Malheureusement, « Celui qui toujours nie » veillait et ne cessait d’insuffler le Non serviam à beaucoup de doctrinaires et de romantiques qui crurent fortifier le régime en lui ingurgitant cette potion néfaste : les idées de 89. Voyez, par exemple, Chateaubriand. Il faisait grand étalage de sa fidélité au Roi légitime. Mais, en même temps, mû par la plus mesquine des rancunes, par une vanité folle et, pour tout dire, par son tempérament anarchique, il ébranlait avec persévérance cette maîtresse poutre de la maison : l’autorité.

Méconnaissant les bienfaits de la Restauration, ne comprenant point que, par elle, Dieu nous invitait à rentrer dans l’ordre, ces illusionnés, ces pantins, dont les fervents de la tradition encyclopédique et jacobine maniaient subtilement les ficelles, amenèrent la ruine de la Monarchie avec celle des Bourbons. Après la catastrophe, ils se lamentèrent et prodiguèrent en chevrotant les mea culpa. Mais il était trop tard : l’heure du salut ne sonnait plus au cadran de Dieu.

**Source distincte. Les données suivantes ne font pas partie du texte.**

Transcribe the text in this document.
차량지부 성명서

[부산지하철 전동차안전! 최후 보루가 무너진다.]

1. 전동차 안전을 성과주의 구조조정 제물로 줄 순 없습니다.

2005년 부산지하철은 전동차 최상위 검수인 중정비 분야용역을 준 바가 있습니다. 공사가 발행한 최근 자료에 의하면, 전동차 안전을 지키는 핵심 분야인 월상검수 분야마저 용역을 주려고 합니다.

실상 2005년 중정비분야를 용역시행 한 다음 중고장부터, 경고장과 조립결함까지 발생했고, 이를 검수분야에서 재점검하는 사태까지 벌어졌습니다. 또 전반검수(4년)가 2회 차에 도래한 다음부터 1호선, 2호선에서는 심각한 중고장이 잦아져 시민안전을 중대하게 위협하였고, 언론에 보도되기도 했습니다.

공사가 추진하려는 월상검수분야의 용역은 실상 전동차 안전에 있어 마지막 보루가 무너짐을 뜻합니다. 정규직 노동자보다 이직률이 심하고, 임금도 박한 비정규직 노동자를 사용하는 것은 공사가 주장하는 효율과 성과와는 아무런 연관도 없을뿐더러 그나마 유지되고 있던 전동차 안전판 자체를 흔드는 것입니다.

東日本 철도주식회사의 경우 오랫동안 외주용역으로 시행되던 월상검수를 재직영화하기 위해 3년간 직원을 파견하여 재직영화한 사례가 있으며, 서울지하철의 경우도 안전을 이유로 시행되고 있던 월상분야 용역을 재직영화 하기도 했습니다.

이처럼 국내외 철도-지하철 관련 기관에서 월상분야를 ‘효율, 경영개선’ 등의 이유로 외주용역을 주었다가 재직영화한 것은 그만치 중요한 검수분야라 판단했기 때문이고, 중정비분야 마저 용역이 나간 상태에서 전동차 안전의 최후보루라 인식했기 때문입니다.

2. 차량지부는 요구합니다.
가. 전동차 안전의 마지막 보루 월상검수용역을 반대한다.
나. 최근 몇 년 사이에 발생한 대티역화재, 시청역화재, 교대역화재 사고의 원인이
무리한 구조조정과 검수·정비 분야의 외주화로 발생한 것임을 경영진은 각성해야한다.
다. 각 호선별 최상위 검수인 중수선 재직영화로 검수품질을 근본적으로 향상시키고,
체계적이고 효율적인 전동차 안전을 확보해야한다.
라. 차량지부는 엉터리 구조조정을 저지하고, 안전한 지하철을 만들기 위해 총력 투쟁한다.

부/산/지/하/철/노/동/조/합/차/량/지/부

Résultat : cette crise de folie collective qu’on nomme la Révolution perpétua ses ravages. Depuis plus d’un siècle, les accès se renouvellent en s’aggravant — et la France saigne.

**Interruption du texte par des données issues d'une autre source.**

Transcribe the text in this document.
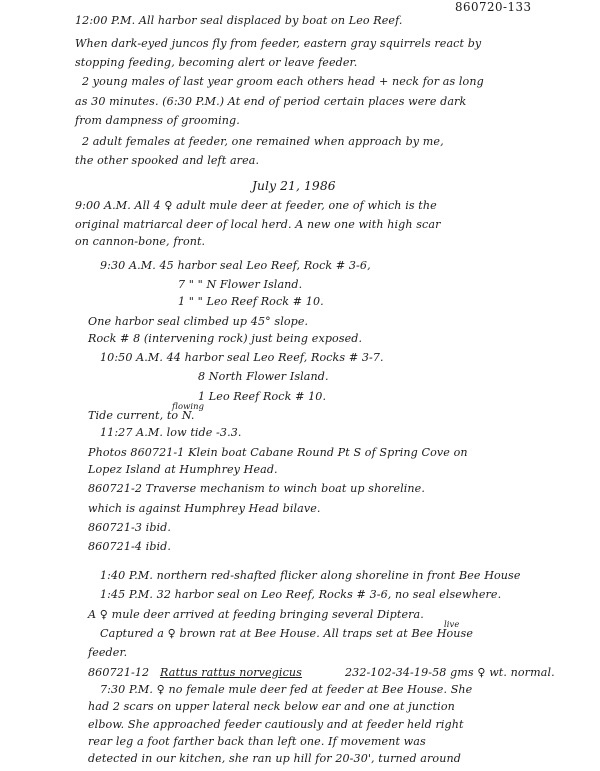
860720-133
12:00 P.M. All harbor seal displaced by boat on Leo Reef.
When dark-eyed juncos fly from feeder, eastern gray squirrels react by
stopping feeding, becoming alert or leave feeder.
2 young males of last year groom each others head + neck for as long
as 30 minutes. (6:30 P.M.) At end of period certain places were dark
from dampness of grooming.
2 adult females at feeder, one remained when approach by me,
the other spooked and left area.
July 21, 1986
9:00 A.M. All 4 ♀ adult mule deer at feeder, one of which is the
original matriarcal deer of local herd. A new one with high scar
on cannon-bone, front.
9:30 A.M. 45 harbor seal Leo Reef, Rock # 3-6,
7 " " N Flower Island.
1 " " Leo Reef Rock # 10.
One harbor seal climbed up 45° slope.
Rock # 8 (intervening rock) just being exposed.
10:50 A.M. 44 harbor seal Leo Reef, Rocks # 3-7.
8 North Flower Island.
1 Leo Reef Rock # 10.
flowing
Tide current, to N.
11:27 A.M. low tide -3.3.
Photos 860721-1 Klein boat Cabane Round Pt S of Spring Cove on
Lopez Island at Humphrey Head.
860721-2 Traverse mechanism to winch boat up shoreline.
which is against Humphrey Head bilave.
860721-3 ibid.
860721-4 ibid.
1:40 P.M. northern red-shafted flicker along shoreline in front Bee House
1:45 P.M. 32 harbor seal on Leo Reef, Rocks # 3-6, no seal elsewhere.
A ♀ mule deer arrived at feeding bringing several Diptera.
live
Captured a ♀ brown rat at Bee House. All traps set at Bee House
feeder.
860721-12 Rattus rattus norvegicus	232-102-34-19-58 gms ♀ wt. normal.
7:30 P.M. ♀ no female mule deer fed at feeder at Bee House. She
had 2 scars on upper lateral neck below ear and one at junction
elbow. She approached feeder cautiously and at feeder held right
rear leg a foot farther back than left one. If movement was
detected in our kitchen, she ran up hill for 20-30', turned around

Voilà ce que Bloy, égaré par sa haine contre les Bourbons, n’a pas distingué. Le sillon de feu que traçait dans son imagination la chevauchée napoléonienne l’empêcha de voir clair.

Mais qui donc vit tout à fait clair lorsque surgit des ténèbres étoilées de la Volonté divine ce monstre fatidique et démesuré : Napoléon ?

Probablement la seule clairvoyante fut la sœur du duc d’Enghien, la princesse Louise de Bourbon-Condé. Rentrée en France, avec les survivants de sa famille, en 1814, elle établit, au Temple, une congrégation de pénitence : les Bénédictines du Saint-Sacrement. Prieure de cette communauté, à partir du 5 mai 1821, elle y fit dire, chaque année, une messe pour le repos de l’âme de Napoléon.

Si l’Empereur subit, au lieu de l’Enfer, un miséricordieux Purgatoire, c’est sans doute à la charité de cette sublime Moniale qu’il le doit.